The same was true for the older mice, who experienced a reduction in bonds at 2,901 places and an increase at only 9 places in the aftermath of fear training.

This, the researchers explain, means that eviction of H2A.Z (fewer bonds between the protein and DNA) is associated with memory formation, allowing the mice to recall their negative experience.

“We have thousands of experiences each day, but we only remember things that are in some way important to us,” Zovkic notes.

“This experiment,” she continues, “used a very straightforward learning experience to illustrate that H2A.Z apparently serves to suppress memory, and the removal of this protein appears to […] allow long-lasting memories to form.”

The researchers also observed that the levels of H2A.Z were dependent on the animals’ age. Thus, the protein was found at higher levels in the aged mice’s hippocampi, which is a region of the brain strongly associated with memory formation.
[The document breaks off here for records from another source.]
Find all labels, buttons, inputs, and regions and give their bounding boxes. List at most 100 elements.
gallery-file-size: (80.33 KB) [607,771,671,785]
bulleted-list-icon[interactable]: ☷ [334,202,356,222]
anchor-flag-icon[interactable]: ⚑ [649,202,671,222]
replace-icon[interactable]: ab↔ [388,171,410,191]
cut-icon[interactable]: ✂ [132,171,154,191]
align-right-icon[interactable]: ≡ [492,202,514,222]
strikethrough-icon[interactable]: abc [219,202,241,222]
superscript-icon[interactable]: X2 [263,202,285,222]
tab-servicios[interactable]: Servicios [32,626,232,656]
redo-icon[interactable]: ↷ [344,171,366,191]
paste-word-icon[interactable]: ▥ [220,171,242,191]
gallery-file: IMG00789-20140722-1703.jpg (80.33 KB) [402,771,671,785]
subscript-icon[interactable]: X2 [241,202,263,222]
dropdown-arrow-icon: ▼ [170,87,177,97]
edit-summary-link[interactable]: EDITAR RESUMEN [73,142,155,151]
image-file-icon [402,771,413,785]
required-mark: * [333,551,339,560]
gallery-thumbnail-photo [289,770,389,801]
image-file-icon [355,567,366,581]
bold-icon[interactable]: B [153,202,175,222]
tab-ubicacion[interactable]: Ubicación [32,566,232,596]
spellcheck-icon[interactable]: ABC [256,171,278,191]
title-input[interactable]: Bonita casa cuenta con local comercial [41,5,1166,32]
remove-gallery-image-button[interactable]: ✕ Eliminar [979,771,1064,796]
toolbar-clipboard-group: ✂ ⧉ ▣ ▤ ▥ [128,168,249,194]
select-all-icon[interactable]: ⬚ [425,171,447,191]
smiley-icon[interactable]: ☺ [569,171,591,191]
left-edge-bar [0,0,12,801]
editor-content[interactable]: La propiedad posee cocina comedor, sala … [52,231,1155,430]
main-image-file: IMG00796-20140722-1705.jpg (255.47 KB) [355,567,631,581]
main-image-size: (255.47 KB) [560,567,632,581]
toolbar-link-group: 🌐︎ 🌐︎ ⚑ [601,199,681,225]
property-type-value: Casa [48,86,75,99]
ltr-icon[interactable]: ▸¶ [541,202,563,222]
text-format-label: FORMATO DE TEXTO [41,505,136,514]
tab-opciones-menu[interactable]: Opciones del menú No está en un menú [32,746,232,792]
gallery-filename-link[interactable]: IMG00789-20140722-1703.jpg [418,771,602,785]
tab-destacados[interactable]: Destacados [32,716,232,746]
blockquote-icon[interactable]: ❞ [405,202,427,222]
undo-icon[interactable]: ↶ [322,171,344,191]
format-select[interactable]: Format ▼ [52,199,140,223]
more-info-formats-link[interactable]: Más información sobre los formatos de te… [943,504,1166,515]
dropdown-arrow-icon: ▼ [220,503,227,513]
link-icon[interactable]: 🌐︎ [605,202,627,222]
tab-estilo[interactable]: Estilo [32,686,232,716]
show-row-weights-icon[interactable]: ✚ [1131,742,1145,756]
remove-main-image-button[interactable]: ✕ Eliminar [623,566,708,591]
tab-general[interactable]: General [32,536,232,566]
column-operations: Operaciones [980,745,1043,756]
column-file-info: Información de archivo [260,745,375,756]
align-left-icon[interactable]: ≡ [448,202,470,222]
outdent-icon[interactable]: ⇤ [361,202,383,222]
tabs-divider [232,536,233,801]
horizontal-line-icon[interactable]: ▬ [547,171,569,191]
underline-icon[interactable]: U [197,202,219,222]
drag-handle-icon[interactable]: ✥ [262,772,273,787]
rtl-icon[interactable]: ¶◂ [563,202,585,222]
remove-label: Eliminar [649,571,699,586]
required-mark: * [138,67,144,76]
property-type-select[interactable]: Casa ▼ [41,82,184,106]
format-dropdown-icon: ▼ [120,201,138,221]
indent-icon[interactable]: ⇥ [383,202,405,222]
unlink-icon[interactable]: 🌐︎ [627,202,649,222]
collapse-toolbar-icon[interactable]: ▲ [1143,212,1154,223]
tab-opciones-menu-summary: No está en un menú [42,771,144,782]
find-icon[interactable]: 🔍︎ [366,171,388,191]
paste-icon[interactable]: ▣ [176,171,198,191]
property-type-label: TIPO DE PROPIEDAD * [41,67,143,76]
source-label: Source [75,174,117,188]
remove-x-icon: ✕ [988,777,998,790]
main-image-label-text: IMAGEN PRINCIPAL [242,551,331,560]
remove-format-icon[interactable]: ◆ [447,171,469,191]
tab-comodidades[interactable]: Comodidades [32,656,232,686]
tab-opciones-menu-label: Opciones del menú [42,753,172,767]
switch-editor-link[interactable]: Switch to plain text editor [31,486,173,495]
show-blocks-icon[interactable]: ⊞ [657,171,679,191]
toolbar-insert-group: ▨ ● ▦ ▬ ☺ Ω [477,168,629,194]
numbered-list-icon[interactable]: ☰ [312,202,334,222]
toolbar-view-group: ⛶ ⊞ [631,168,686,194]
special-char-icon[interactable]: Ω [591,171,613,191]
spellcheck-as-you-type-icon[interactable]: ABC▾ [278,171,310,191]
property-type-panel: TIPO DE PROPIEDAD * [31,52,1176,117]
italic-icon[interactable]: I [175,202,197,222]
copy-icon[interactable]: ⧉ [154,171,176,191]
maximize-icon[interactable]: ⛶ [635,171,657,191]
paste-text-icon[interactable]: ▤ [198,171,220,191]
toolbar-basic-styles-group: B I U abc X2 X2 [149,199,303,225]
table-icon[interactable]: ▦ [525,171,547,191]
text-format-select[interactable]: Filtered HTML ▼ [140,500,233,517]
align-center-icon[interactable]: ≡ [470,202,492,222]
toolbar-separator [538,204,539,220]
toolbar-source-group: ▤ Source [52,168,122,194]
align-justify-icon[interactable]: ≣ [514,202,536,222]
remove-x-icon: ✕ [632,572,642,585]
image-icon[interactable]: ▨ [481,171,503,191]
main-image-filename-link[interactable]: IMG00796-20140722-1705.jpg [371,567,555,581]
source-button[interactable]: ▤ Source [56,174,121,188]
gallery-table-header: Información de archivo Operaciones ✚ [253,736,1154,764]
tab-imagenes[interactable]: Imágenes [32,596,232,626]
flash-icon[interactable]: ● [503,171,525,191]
Based on these observations, Zovkic and her team inferred that the higher the levels of H2A.Z, the likelier it is that memory formation and retention is hindered. Hence, if advancing in age correlates with more H2A.Z bonds, that might explain age-related memory loss.

Identifying H2A.Z as a unique protein that is involved with memory and increases with aging could be a big deal for creating genetic or pharmaceutical therapies for age-related cognitive decline and dementia. H2A.Z is a relatively specific therapeutic target.”

Iva Zovkic

The next step from here, the researchers say, will be to test their theory on very old mice. Should their ideas be confirmed by further studies, the researchers plan to go forward and study the effects of H2A.Z in humans, whose bodies also produce this protein.

Zovkic and team’s ultimate hope is that their research will eventually lead to better therapies to prevent and fight age-relate memory loss.

“We’re always trying to find molecular bases for memory, and discovering how genes related to memory are turned on and off is a step in a positive direction,” Zovkic concludes.